In September 2017, the Romanian Data Protection Authority (RDPA) took its first small steps towards the application of the EU’s General Data Protection Regulations (GDPR). These are considered insufficient and more actions are expected. Please find hereinafter a short summary of the main relevant actions taken so far in Romania.
On 5th September, on the website of the Romanian Ministry for Internal Affairs, a draft law (Draft Law) was published for debate, and all legal practitioners were anxious to have a look at the long-awaited draft which will replace the current Romanian Data Protection Law1.
The Draft Law is focused exclusively on the organisation and functioning of the RDPA. It certainly includes some important amendments especially with regard to the GDPR and its mandatory provisions to be implemented by the EU Member States; but it is a long way from the detailed guidelines or other national provisions that other member states have published to date.
The main amendments of the Draft Law refer to the following topics:
- Independence of the RDPA
Although the reason is not clear, the Draft Law equates RDPA officers with public officers of the Parliament, which have a more privileged status than ‘simple’ public officers. The Draft Law sets out the independence of the RDPA and the RDPA President.
- Powers of the RDPA president
Among others, the President of the RDPA shall monitor the application of the GDPR and of directive (EU) 2016/680 and ensure participation in the European Data Protection Board.
- Investigative powers of the RDPA
This is important, although at the moment the RDPA does not have the resources to comply with these GDPR requirements. The GDPR’s investigative powers give the RDPA access to all personal data and information and to any premises of the controller and processor, as well as the right to request any information relevant to the investigation. The RDPA may also ask for expert opinions, and organise hearings. To be able to fulfil its duties, the RDPA will increase its personnel from 50 officers to 85.
- Corrective powers of the RDPA
This is the prime concern of most legal entities (both processors and controllers), and there is an incentive to comply with the GDPR before the 25th May 2018 deadline. As high fines may be imposed, the topic of privacy will undoubtedly become a priority to most legal entities, and the development will be similar to that of the Romanian Competition Legislation and the Romanian Competition Council. The main sanctions imposed by the RDPA are reprimands and administrative fines. The RDPA may also impose warnings.

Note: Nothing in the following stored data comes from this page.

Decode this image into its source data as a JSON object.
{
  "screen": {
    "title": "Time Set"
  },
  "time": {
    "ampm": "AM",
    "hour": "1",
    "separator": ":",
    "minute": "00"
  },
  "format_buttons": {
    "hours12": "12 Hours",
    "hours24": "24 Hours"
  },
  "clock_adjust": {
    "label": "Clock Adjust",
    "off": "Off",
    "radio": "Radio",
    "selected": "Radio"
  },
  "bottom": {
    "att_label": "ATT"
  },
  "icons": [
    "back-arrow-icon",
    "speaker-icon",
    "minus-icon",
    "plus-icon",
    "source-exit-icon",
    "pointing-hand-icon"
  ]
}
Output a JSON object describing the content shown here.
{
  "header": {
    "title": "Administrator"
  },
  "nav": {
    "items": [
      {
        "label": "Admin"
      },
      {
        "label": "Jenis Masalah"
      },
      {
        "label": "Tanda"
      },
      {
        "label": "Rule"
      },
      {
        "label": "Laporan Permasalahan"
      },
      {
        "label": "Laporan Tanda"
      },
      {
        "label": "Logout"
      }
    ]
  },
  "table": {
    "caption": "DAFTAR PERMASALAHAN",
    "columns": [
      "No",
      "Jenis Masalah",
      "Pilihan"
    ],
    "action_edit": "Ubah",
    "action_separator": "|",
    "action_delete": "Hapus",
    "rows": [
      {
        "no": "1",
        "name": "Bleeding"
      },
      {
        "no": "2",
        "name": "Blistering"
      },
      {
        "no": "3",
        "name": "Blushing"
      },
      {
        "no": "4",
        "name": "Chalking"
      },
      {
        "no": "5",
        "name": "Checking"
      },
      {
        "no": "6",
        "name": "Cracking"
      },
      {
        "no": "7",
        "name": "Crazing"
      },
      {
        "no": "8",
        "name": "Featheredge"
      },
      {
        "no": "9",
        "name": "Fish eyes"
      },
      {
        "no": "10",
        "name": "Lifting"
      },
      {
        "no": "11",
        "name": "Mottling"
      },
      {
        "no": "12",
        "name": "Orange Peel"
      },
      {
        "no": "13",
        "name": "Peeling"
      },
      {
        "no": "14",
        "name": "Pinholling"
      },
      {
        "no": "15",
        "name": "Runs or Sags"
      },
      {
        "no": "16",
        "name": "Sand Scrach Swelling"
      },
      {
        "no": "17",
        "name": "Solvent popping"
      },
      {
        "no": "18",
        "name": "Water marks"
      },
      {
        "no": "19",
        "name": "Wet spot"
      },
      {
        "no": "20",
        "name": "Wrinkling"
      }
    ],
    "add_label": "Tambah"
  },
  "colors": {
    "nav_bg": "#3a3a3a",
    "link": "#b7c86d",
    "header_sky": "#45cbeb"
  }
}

- Determination of a breach
The RDPA officers will determine a breach in a protocol unless the administrative fine exceeds the RON equivalent of €300,000, in which case the breach must be determined by decision of the President of the RDPA.
The controller and/or processor under investigation may enter an objection within 15 days after communication of the protocol respectively of the decision. If no objection is filed within 15 days, the protocol respectively the decision becomes an executory title.
The administrative fine becomes due within 15 days after the delivery of the protocol respectively the decision.
- Statute of limitation
The sanctions may be imposed up to 3 years after the breach. The term is interrupted by the start of an investigation procedure, but even so the statute of limitation shall not exceed 4 years from the breach.
- Administrative fine for failure to provide information
The RDPA has a tool to exert pressure on the subjects under investigation. It may impose an administrative fine of up to RON 3,000 per day of delay if measures are not taken, or requested information and documents are not made available to the RDPA.
Any data subject may complain to the RDPA, according to a procedure to be stipulated by the President of the RDPA. The RDPA must, within 30 days, inform the data subject whether its complaint is admissible.
- Legal active capacity of the RDPA (right to sue)
Another important tool of the RDPA is the right to claim if the RDPA considers that a breach of any guaranteed rights has occurred. If so, the data subject becomes the legal plaintiff, but if the data subject does not commit to such a claim, the competent law court will annul the application.
Many EU Member States are one step beyond, as they already gathered their data protection experts a while ago, held conferences to prepare for the GDPR and created guidelines for all stakeholders on the upcoming major changes in data protection legislation. Unfortunately, the RDPA has had a different approach. Its guidelines were published on its website only on 21st September 2017. The document is called “Indicative guidelines for the application of the GDPR for controllers” (Guidelines).
These Guidelines are a good summary of the GDPR and its implications for data processors, but unfortunately do not add much value for their application in Romania. With the exception of three recommendations, the document mainly copies those of the GDPR and sometimes refers to the GDPR brochure issued a few months ago – another compilation of some major changes made by the GDPR.
The recommendations refer to
- the appointment of a data protection officer even if it is not mandatory (hence where the legal entity does not fulfil the conditions according to Art. 37 GDPR),
- doing an impact assessment – this includes (i) a guarantee in respect of private life, (ii) an estimation of the impact on private life and (iii) evidence of the compliance with fundamental principles of the GDPR,
- the obligations of the controller to draft and implement internal procedures guaranteeing compliance with data protection rules (by applying privacy by design and by default according to art. 25 GDPR).
Although the Draft Law and the Guidelines were very welcome, we still hope that the RDPA will take a more active role in the application of the GDPR, and that the data protection authority will involve stakeholders and privacy experts in the continued creation of detailed guidelines to be ready before 25th May 2018.